Le Président du Conseil des ministres est ainsi le véritable chef du gouvernement, remplaçant de facto le Premier ministre de l’ancien système tout en disposant de pouvoirs élargis.
Différences clés entre les deux rôles
Critère |
Président de la République |
Président du Conseil des ministres |
---|---|---|
Mode d’élection |
Élu par le Congrès (parlementaires) |
Désigné par l’Assemblée nationale (majorité) |
Durée du mandat |
4 ans, renouvelable une fois |
6 ans, renouvelable indéfiniment |
Rôle |
Symbolique, représente l’unité nationale |
Exécutif, dirige le gouvernement et la politique |
Pouvoirs |
Cérémoniels, nomination du Premier ministre |
Gestion des affaires nationales et internationales |
Âge minimum |
50 ans |
40 ans |
Responsabilité |
Non responsable devant le Parlement |
Responsable devant l’Assemblée nationale |
Implications et controverses
La transition vers un régime parlementaire a été saluée par le parti au pouvoir comme un moyen de renforcer la démocratie en donnant plus de pouvoir aux élus du peuple.
Selon l’UNIR, ce système permet une meilleure prise en compte des priorités des citoyens via les députés. Cependant, l’opposition, notamment l’Alliance Nationale pour le Changement (ANC), dénonce une concentration excessive du pouvoir entre les mains du Président du Conseil, sans mécanismes de contrôle efficaces.
L’absence de limitation des mandats pour ce poste et la domination d’UNIR à l’Assemblée nationale suscitent des craintes d’une dictature institutionnalisée.
De plus, la désignation de Faure Gnassingbé comme Président du Conseil, effective le 3 mai 2025, a renforcé les soupçons selon lesquels la réforme vise à prolonger son influence, alors qu’il dirige le pays depuis 2005.

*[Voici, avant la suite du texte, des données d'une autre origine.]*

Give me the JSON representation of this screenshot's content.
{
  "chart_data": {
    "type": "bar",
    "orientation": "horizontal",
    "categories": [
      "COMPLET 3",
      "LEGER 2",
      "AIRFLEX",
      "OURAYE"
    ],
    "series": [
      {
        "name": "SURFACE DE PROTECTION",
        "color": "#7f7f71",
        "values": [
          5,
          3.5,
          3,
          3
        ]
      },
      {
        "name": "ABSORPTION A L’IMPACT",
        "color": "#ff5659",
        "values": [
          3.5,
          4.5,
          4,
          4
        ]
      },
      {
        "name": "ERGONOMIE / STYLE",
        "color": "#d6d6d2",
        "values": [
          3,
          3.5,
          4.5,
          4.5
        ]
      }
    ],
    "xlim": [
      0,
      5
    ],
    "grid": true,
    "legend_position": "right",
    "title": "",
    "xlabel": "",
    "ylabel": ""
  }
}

Les partis d’opposition, comme l’ANC et les Forces Démocratiques pour la République (FDR), ont organisé des manifestations pour contester cette transition, arguant qu’elle érode la souveraineté populaire en supprimant l’élection présidentielle au suffrage universel.

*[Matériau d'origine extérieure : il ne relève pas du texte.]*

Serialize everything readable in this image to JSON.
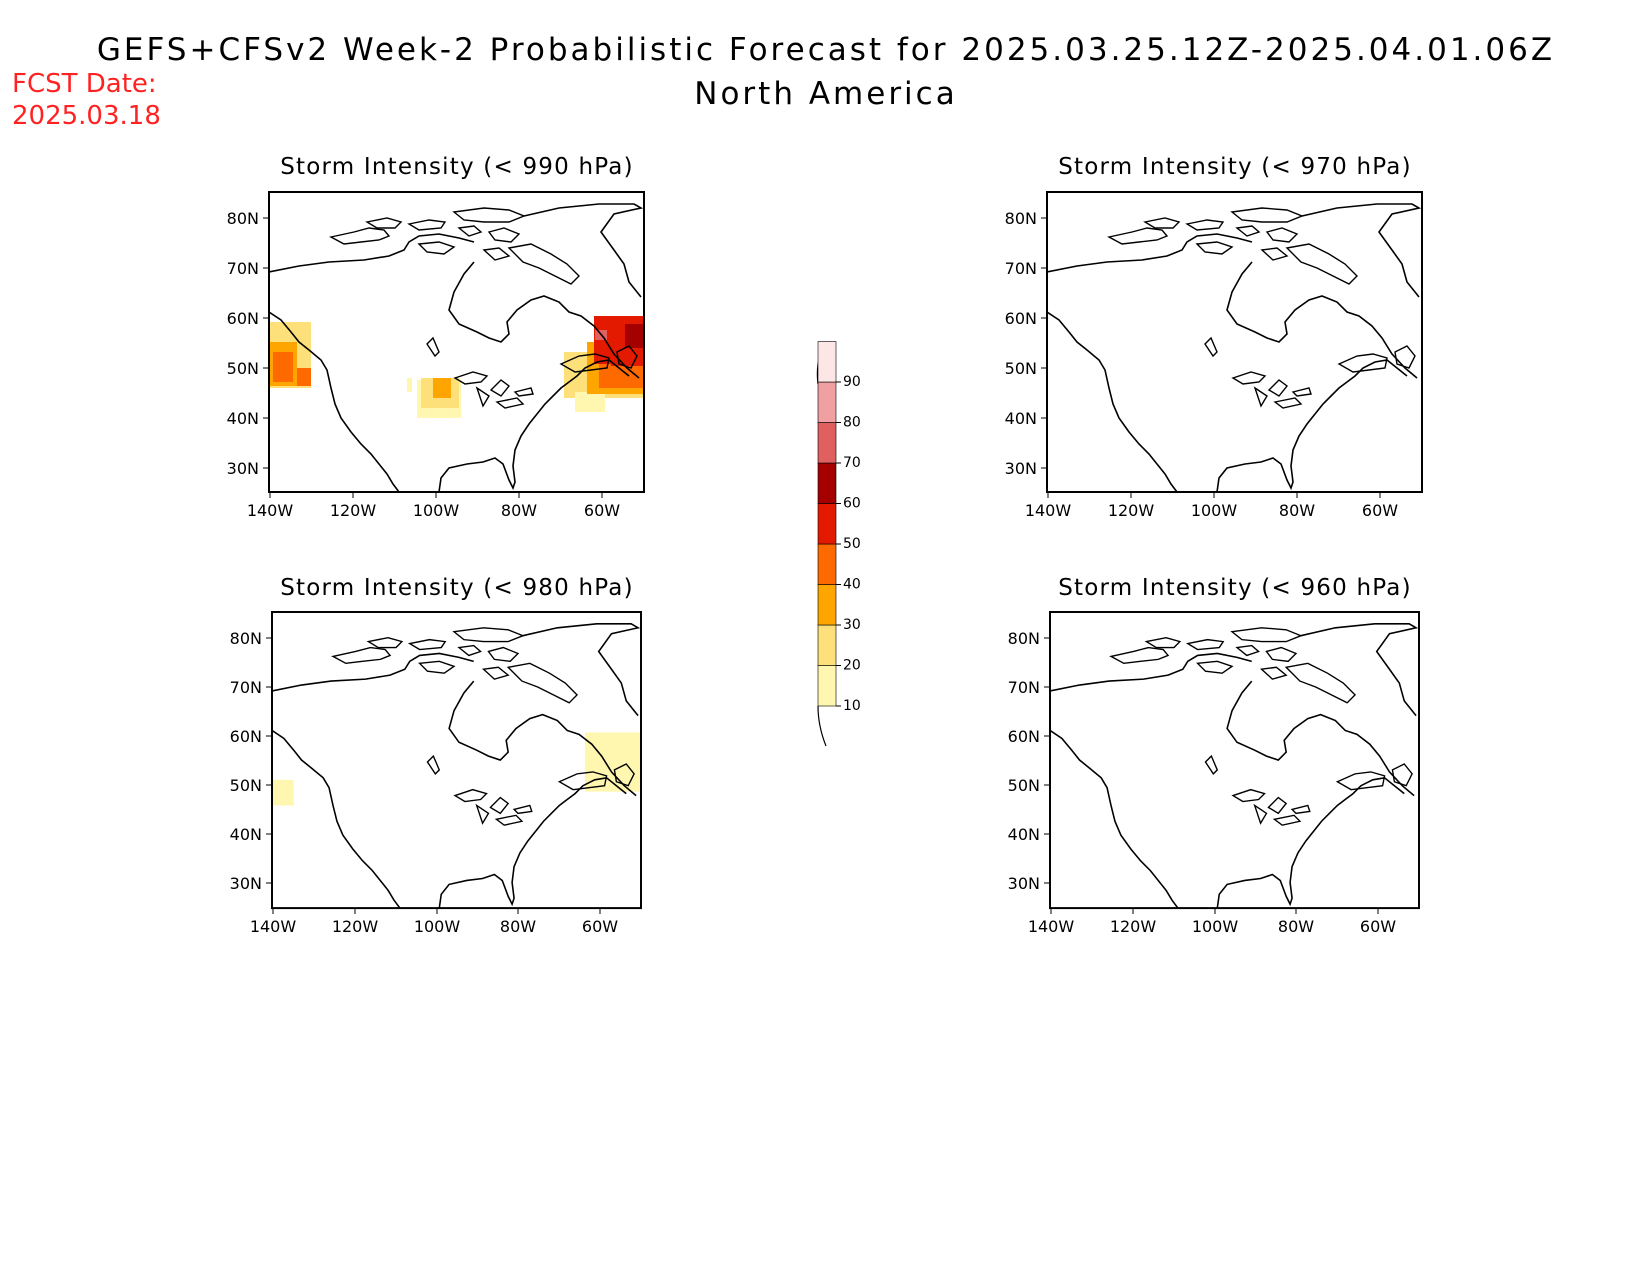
{
  "header": {
    "title": "GEFS+CFSv2 Week-2 Probabilistic Forecast for 2025.03.25.12Z-2025.04.01.06Z",
    "subtitle": "North America",
    "fcst_label": "FCST Date:",
    "fcst_date": "2025.03.18"
  },
  "axes": {
    "lat_ticks": [
      "80N",
      "70N",
      "60N",
      "50N",
      "40N",
      "30N"
    ],
    "lon_ticks": [
      "140W",
      "120W",
      "100W",
      "80W",
      "60W"
    ],
    "lat_range": [
      25,
      85
    ],
    "lon_range": [
      -140,
      -50
    ]
  },
  "colorbar": {
    "labels": [
      "10",
      "20",
      "30",
      "40",
      "50",
      "60",
      "70",
      "80",
      "90"
    ],
    "colors": [
      "#fff7b0",
      "#fde07a",
      "#ffa500",
      "#ff6a00",
      "#e31a00",
      "#a50000",
      "#e06060",
      "#f0a0a0",
      "#fde6e6"
    ]
  },
  "panels": [
    {
      "title": "Storm Intensity (< 990 hPa)",
      "highlight": "probability regions over Pacific NW coast, central Plains, and Atlantic Canada"
    },
    {
      "title": "Storm Intensity (< 980 hPa)"
    },
    {
      "title": "Storm Intensity (< 970 hPa)"
    },
    {
      "title": "Storm Intensity (< 960 hPa)"
    }
  ],
  "chart_data": {
    "type": "heatmap",
    "units": "%",
    "levels": [
      10,
      20,
      30,
      40,
      50,
      60,
      70,
      80,
      90
    ],
    "panels": [
      {
        "title": "Storm Intensity (< 990 hPa)",
        "regions": [
          {
            "name": "Pacific Northwest coast",
            "lon": [
              -140,
              -130
            ],
            "lat": [
              45,
              58
            ],
            "prob_range": [
              10,
              50
            ]
          },
          {
            "name": "Central Plains",
            "lon": [
              -107,
              -97
            ],
            "lat": [
              38,
              48
            ],
            "prob_range": [
              10,
              40
            ]
          },
          {
            "name": "Atlantic Canada / Labrador",
            "lon": [
              -70,
              -50
            ],
            "lat": [
              40,
              60
            ],
            "prob_range": [
              10,
              70
            ]
          }
        ]
      },
      {
        "title": "Storm Intensity (< 980 hPa)",
        "regions": [
          {
            "name": "Pacific coast",
            "lon": [
              -140,
              -135
            ],
            "lat": [
              45,
              51
            ],
            "prob_range": [
              10,
              20
            ]
          },
          {
            "name": "Labrador Sea coast",
            "lon": [
              -62,
              -50
            ],
            "lat": [
              46,
              60
            ],
            "prob_range": [
              10,
              20
            ]
          }
        ]
      },
      {
        "title": "Storm Intensity (< 970 hPa)",
        "regions": []
      },
      {
        "title": "Storm Intensity (< 960 hPa)",
        "regions": []
      }
    ]
  }
}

La 5e République togolaise redéfinit radicalement la structure du pouvoir exécutif. Le Président de la République, autrefois au centre de la gouvernance, est relégué à un rôle symbolique, tandis que le Président du Conseil des ministres devient le véritable moteur de l’État, avec des pouvoirs étendus et une responsabilité théorique devant le Parlement.
Cette réforme, bien que présentée comme un progrès démocratique, soulève des questions sur l’équilibre des pouvoirs et la pérennité de l’alternance politique dans un pays marqué par la domination d’un seul parti.
Alors que le Togo navigue dans cette nouvelle ère, l’avenir dira si ce système favorisera une gouvernance plus inclusive ou consolidera davantage le statu quo.
Rappelons que le Togo a un nouveau Président de la République. Jean-Lucien Kwassi Lanyo Savi de Tové, 86 ans, a été élu samedi 03 mai 2025, par le Parlement (Assemblée nationale et Sénat), réuni pour la première fois en congrès à Lomé.
Le Président du Conseil est désormais connu. Faure Essozimna Gnassingbé a été désigné et annoncé ce samedi 03 mai, à l’occasion d’une séance plénière organisée à l’Assemblée nationale.